As a complement to existing reporter gene modalities, ultrasound is inexpensive, non-ionizing, portable, and capable of imaging deep tissues⁶⁰ with sub-millisecond temporal resolution and a spatial resolution scalable with penetration depth—see review in this issue on Ultrasound Molecular Imaging and Drug Delivery. For example, in small animal imaging, the spatial resolution of high-frequency ultrasound (> 15 MHz) is routinely below 100 μm^{61, 62} and can approach the single-micron level with recently developed super-resolution techniques⁶³. Although no ultrasound reporter genes current exist, a unique class of biomolecules called gas vesicles – gas-filled protein nanostructures from buoyant photosynthetic microbes – was recently found to produce ultrasound contrast⁶⁴. Efforts are now underway to engineer these molecules at the genetic level⁶⁵ and express them heterologously as reporter genes. In addition, photoacoustic imaging, which combines diffuse optical excitation with acoustic readout for in vivo imaging applications^{66, 67}, has engendered the development of optically absorbing molecules as reporter genes^68–70.

Challenges and opportunities

With the emergence of the synthetic biology as a field, it is possible to engineer microorganisms and mammalian cells and use them as diagnostic tools. Harnessing the power of molecular imaging can be a game changer for synthetic biology by improving the ability to look closely into processes in live organisms. On the other hand, we can use synthetic biology to manufacture more robust imaging probes. For example, one of the challenges of the traditional molecular imaging reporter genes is that the reporters are not switchable i.e., the reporters are constantly activated. Using synthetic biology tools this hurdle can be overcome. Building a switch can ensure that the reporter can provide a signal only at the right place and the right time. Circuit designs such as oscillators can provide a unique temporal aspect to reporter gene signals, helping distinguish them from background. Another emerging frontier of reporter gene engineering relates to genetically encoded sensors of dynamic cellular signals such as calcium, phosphorylation and neurotransmission. Such sensors based on fluorescent proteins are already widely used in optically accessible preparations⁷¹, and recent efforts have focused on developing such sensors for MRI⁷² and photoacoustic imaging.
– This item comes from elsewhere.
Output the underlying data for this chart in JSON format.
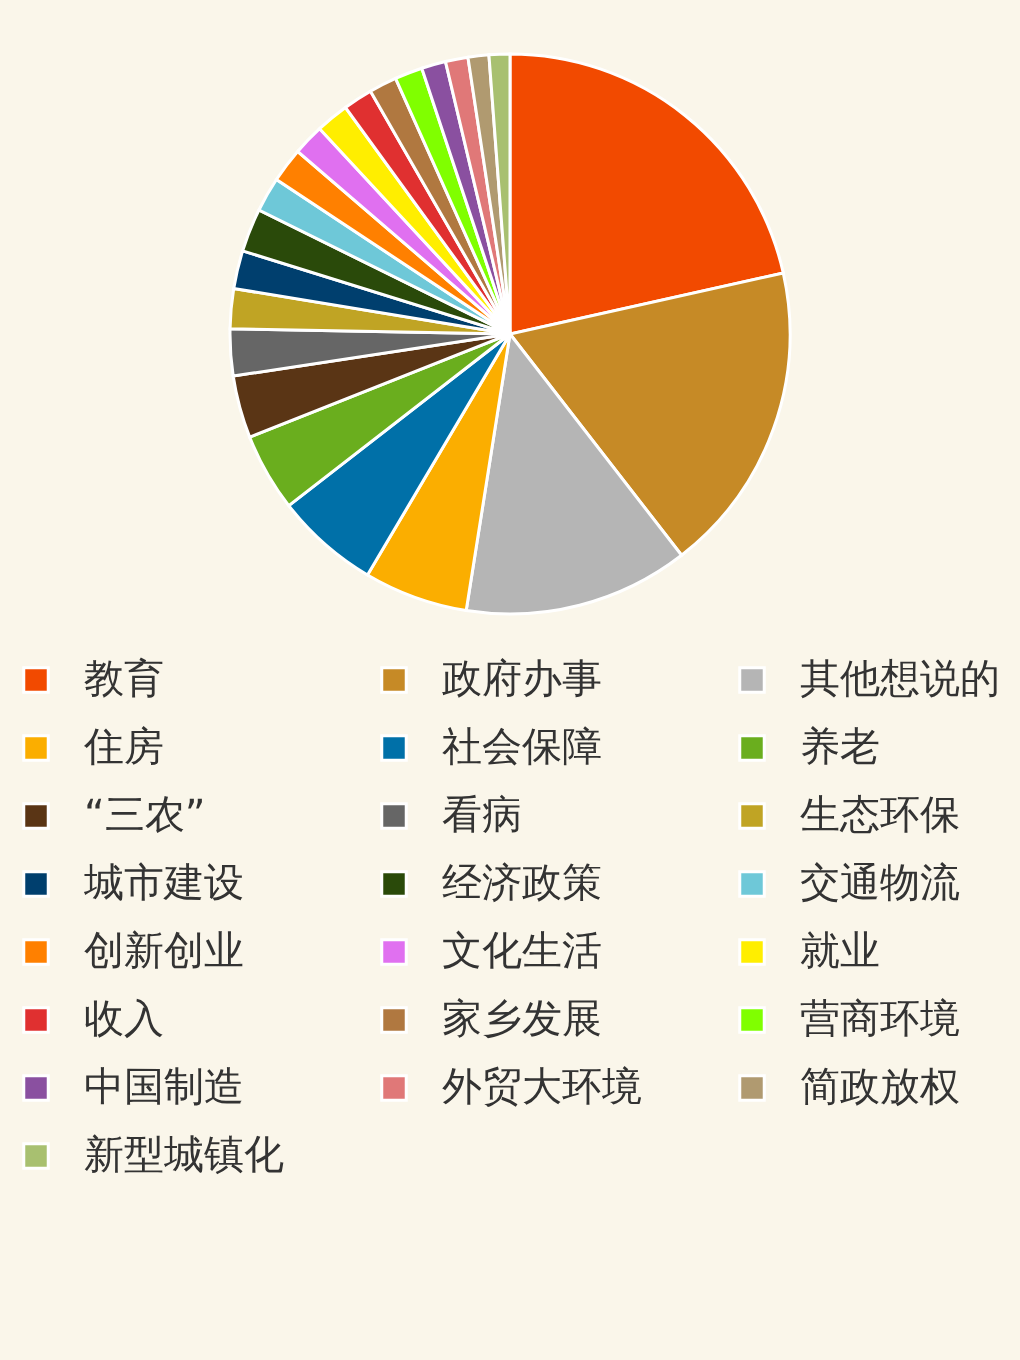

Another potential direction is to augment the visualization capabilities of molecular imaging with the ability to intervene non-invasively in the function of cells in the target tissue. For example if we are already delivering into the tissue energy in the form of, light, ultrasound or electromagnetic fields, we could also use it, either directly or via conversion to heat^73–75, to activate intracellular molecules, proteins or cells.

In summary, as synthetic biology moves toward in vivo biomedical applications, it is becoming critical to monitor the functionality of genetically engineered devices in intact model organisms and patients. Molecular imaging technologies such as reporter genes are primed to address this challenge, and we feature these advances at the annual meeting of the WMIS and endeavor to advance this field though fostering interaction and collaborations between scientists using imaging to reveal spatiotemporal functions of engineered cells, and those using synthetic biology to advance imaging tools for biomedical applications.